Z. D. Fox1,2, G. Jiang2, K. A. Walker2, K. Ho3, A. P. Liu3, S. M. Kunisaki1,2 1University Of Michigan Medical School,Ann Arbor, MI, USA 2Michigan Medicine,Pediatric Surgery Section, Department Of Surgery,Ann Arbor, MICHIGAN, USA 3University Of Michigan,Mechanical Engineering,Ann Arbor, MICHIGAN, USA
Introduction: The molecular mechanisms associated with potentially lethal pulmonary hypoplasia and pulmonary hypertension in congenital diaphragmatic hernia (CDH) remain poorly understood. Periostin (POSTN) has been shown to be an important stress response molecule during the saccular stage of lung development and is a critical regulator of alveolar septation in association with α-smooth muscle actin (SMA) myofibroblasts. This study employed an ex vivo model to determine whether mechanical compression affects POSTN and other pulmonary transcripts during fetal CDH lung development.

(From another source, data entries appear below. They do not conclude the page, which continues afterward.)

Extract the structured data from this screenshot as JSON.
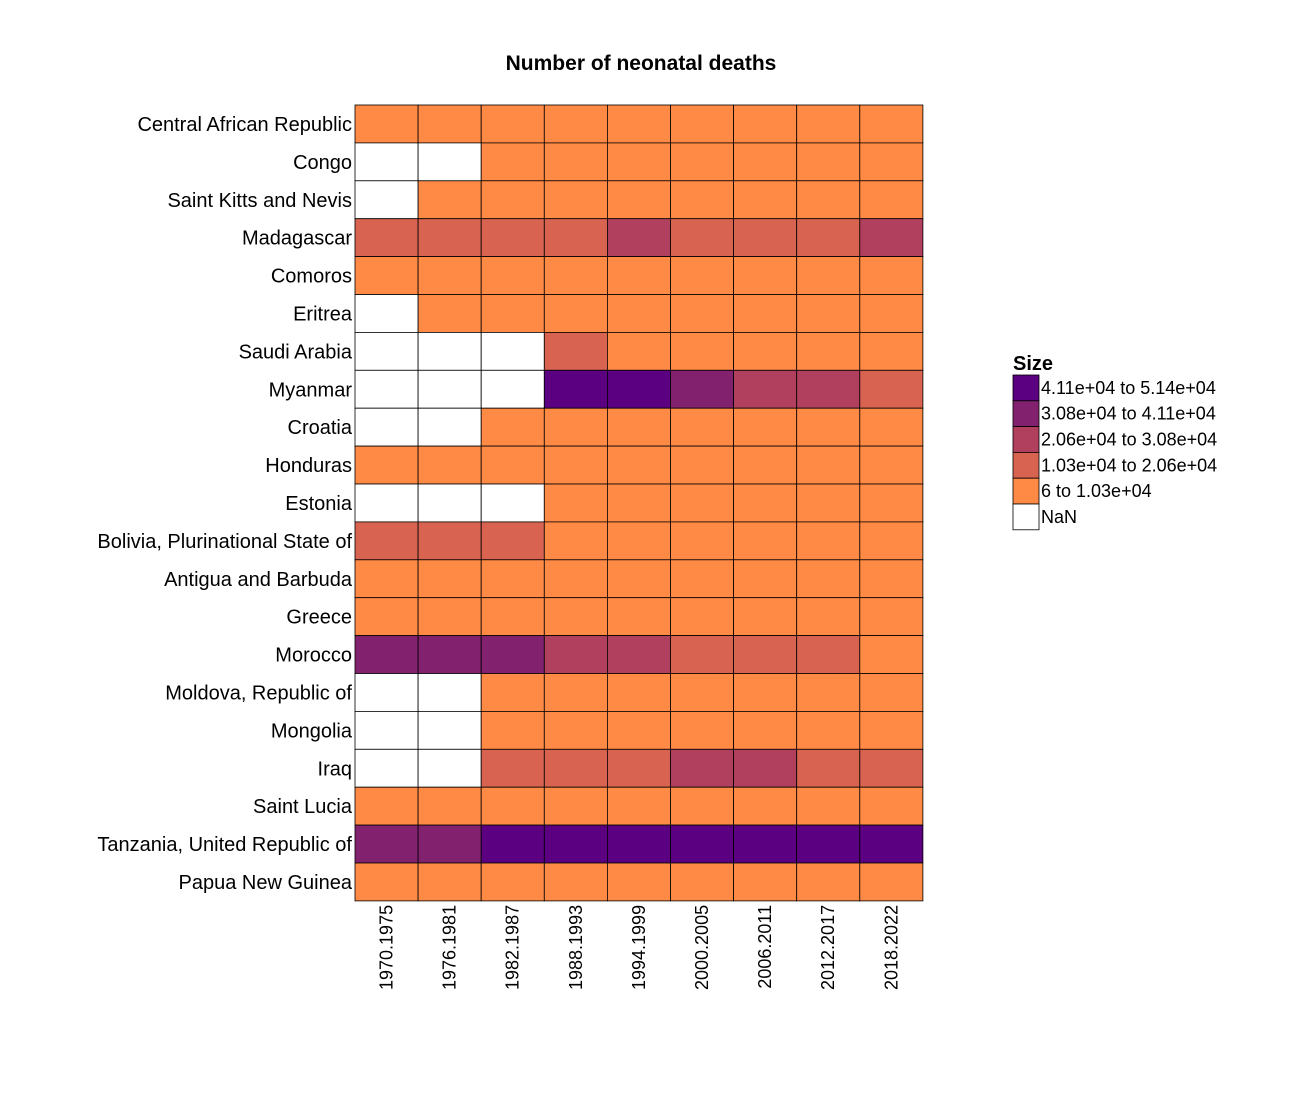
{
  "chart_data": {
    "type": "heatmap",
    "title": "Number of neonatal deaths",
    "xlabel": "",
    "ylabel": "",
    "columns": [
      "1970.1975",
      "1976.1981",
      "1982.1987",
      "1988.1993",
      "1994.1999",
      "2000.2005",
      "2006.2011",
      "2012.2017",
      "2018.2022"
    ],
    "rows": [
      "Central African Republic",
      "Congo",
      "Saint Kitts and Nevis",
      "Madagascar",
      "Comoros",
      "Eritrea",
      "Saudi Arabia",
      "Myanmar",
      "Croatia",
      "Honduras",
      "Estonia",
      "Bolivia, Plurinational State of",
      "Antigua and Barbuda",
      "Greece",
      "Morocco",
      "Moldova, Republic of",
      "Mongolia",
      "Iraq",
      "Saint Lucia",
      "Tanzania, United Republic of",
      "Papua New Guinea"
    ],
    "bins": [
      [
        1,
        1,
        1,
        1,
        1,
        1,
        1,
        1,
        1
      ],
      [
        0,
        0,
        1,
        1,
        1,
        1,
        1,
        1,
        1
      ],
      [
        0,
        1,
        1,
        1,
        1,
        1,
        1,
        1,
        1
      ],
      [
        2,
        2,
        2,
        2,
        3,
        2,
        2,
        2,
        3
      ],
      [
        1,
        1,
        1,
        1,
        1,
        1,
        1,
        1,
        1
      ],
      [
        0,
        1,
        1,
        1,
        1,
        1,
        1,
        1,
        1
      ],
      [
        0,
        0,
        0,
        2,
        1,
        1,
        1,
        1,
        1
      ],
      [
        0,
        0,
        0,
        5,
        5,
        4,
        3,
        3,
        2
      ],
      [
        0,
        0,
        1,
        1,
        1,
        1,
        1,
        1,
        1
      ],
      [
        1,
        1,
        1,
        1,
        1,
        1,
        1,
        1,
        1
      ],
      [
        0,
        0,
        0,
        1,
        1,
        1,
        1,
        1,
        1
      ],
      [
        2,
        2,
        2,
        1,
        1,
        1,
        1,
        1,
        1
      ],
      [
        1,
        1,
        1,
        1,
        1,
        1,
        1,
        1,
        1
      ],
      [
        1,
        1,
        1,
        1,
        1,
        1,
        1,
        1,
        1
      ],
      [
        4,
        4,
        4,
        3,
        3,
        2,
        2,
        2,
        1
      ],
      [
        0,
        0,
        1,
        1,
        1,
        1,
        1,
        1,
        1
      ],
      [
        0,
        0,
        1,
        1,
        1,
        1,
        1,
        1,
        1
      ],
      [
        0,
        0,
        2,
        2,
        2,
        3,
        3,
        2,
        2
      ],
      [
        1,
        1,
        1,
        1,
        1,
        1,
        1,
        1,
        1
      ],
      [
        4,
        4,
        5,
        5,
        5,
        5,
        5,
        5,
        5
      ],
      [
        1,
        1,
        1,
        1,
        1,
        1,
        1,
        1,
        1
      ]
    ],
    "legend": {
      "title": "Size",
      "placement": "right",
      "entries": [
        {
          "bin": 5,
          "label": "4.11e+04 to 5.14e+04",
          "color": "#5b0080"
        },
        {
          "bin": 4,
          "label": "3.08e+04 to 4.11e+04",
          "color": "#82216e"
        },
        {
          "bin": 3,
          "label": "2.06e+04 to 3.08e+04",
          "color": "#b0405e"
        },
        {
          "bin": 2,
          "label": "1.03e+04 to 2.06e+04",
          "color": "#d76350"
        },
        {
          "bin": 1,
          "label": "6 to 1.03e+04",
          "color": "#ff8a45"
        },
        {
          "bin": 0,
          "label": "NaN",
          "color": "#ffffff"
        }
      ]
    },
    "grid": false
  }
}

Methods: Sprague-Dawley dams were gavaged with nitrofen (100 mg) at E9.5 gestation to induce fetal CDH pulmonary hypoplasia. Whole fetal rat lungs from nitrofen-exposed and control (vehicle only) dams at E15.5 were explanted and cultured ex vivo in customized chambers under static mechanical compression (0.2 or 0.4 kPa, n=8/group) for 12 hrs to mimic physiologic compression forces that occur in CDH in vivo. Lungs were evaluated for mesenchymal (POSTN, SMA, TGF-β) and epithelial (SP-C) expression by qPCR and immunohistochemistry (IHC). Statistical comparisons normalized to lungs at 0 kPa were made by analysis of variance with significance set at p<.05.

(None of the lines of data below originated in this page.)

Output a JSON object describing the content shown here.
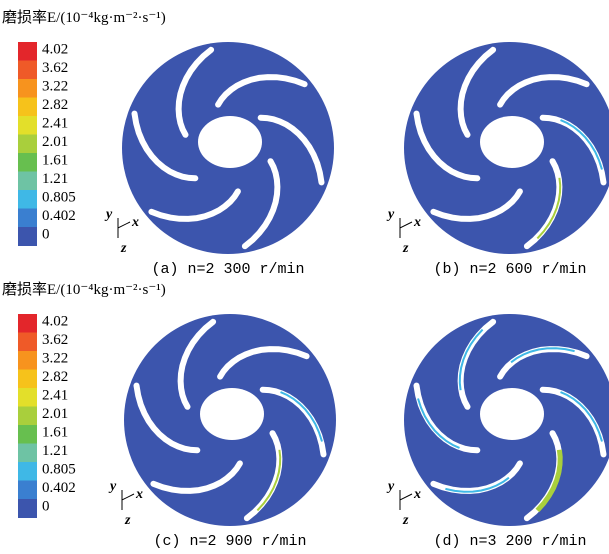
{
  "legends": [
    {
      "title": "磨损率E/(10⁻⁴kg·m⁻²·s⁻¹)",
      "labels": [
        "4.02",
        "3.62",
        "3.22",
        "2.82",
        "2.41",
        "2.01",
        "1.61",
        "1.21",
        "0.805",
        "0.402",
        "0"
      ]
    },
    {
      "title": "磨损率E/(10⁻⁴kg·m⁻²·s⁻¹)",
      "labels": [
        "4.02",
        "3.62",
        "3.22",
        "2.82",
        "2.41",
        "2.01",
        "1.61",
        "1.21",
        "0.805",
        "0.402",
        "0"
      ]
    }
  ],
  "legend_colors": [
    "#e3262b",
    "#ef5a28",
    "#f7931e",
    "#f6c21b",
    "#e3df2a",
    "#a9cf3c",
    "#67bf4f",
    "#6ec3a4",
    "#3fb8e6",
    "#3a7fd0",
    "#3c55ad"
  ],
  "panels": [
    {
      "caption": "(a) n=2 300 r/min",
      "axes": [
        "y",
        "x",
        "z"
      ]
    },
    {
      "caption": "(b) n=2 600 r/min",
      "axes": [
        "y",
        "x",
        "z"
      ]
    },
    {
      "caption": "(c) n=2 900 r/min",
      "axes": [
        "y",
        "x",
        "z"
      ]
    },
    {
      "caption": "(d) n=3 200 r/min",
      "axes": [
        "y",
        "x",
        "z"
      ]
    }
  ]
}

Results: Control lungs exposed to 0.2 and 0.4 kPa showed significant increases in POSTN expression (1.79±.10; 2.12±.39, respectively; both p<.001). In contrast, compressed nitrofen-exposed lungs revealed significant decreases in POSTN expression (0.4 kPa: 0.67±0.15, p<.001). IHC confirmed increased presence of POSTN in control lungs, but not in nitrofen-exposed lungs (Figure). TGF-β was significantly increased in nitrofen-exposed lungs (1.39±.12, p=.045) and control lungs under increased compression (0.2 kPa: 1.33±.08, p=.036). Compression alone did not alter SMA expression in control lungs, but nitrofen-exposed lungs revealed significantly increased SMA at both 0.2 and 0.4 kPa (2.04±.15; 2.22±.11; both p<.001, respectively). Control lungs exposed to 0.4 kPa showed significant increases in SP-C (1.20±.20, p<.001). Conversely, nitrofen-exposed lungs had a significant reduction in SP-C expression at 0.2 and 0.4 kPa (0.53±.04, p<.01; 0.69±.23, p<.001; respectively).
Conclusion: Collectively these data suggest that mechanical compression induces a distinct transcriptome pattern within the nitrofen CDH fetal lung characterized by downregulation of POSTN and SP-C and upregulation of TGF-β and SMA. This ex vivo compression system may serve as a novel functional platform to better understand the impact of mechanical stress on the complex genetic control of matricellular dynamics during CDH lung development.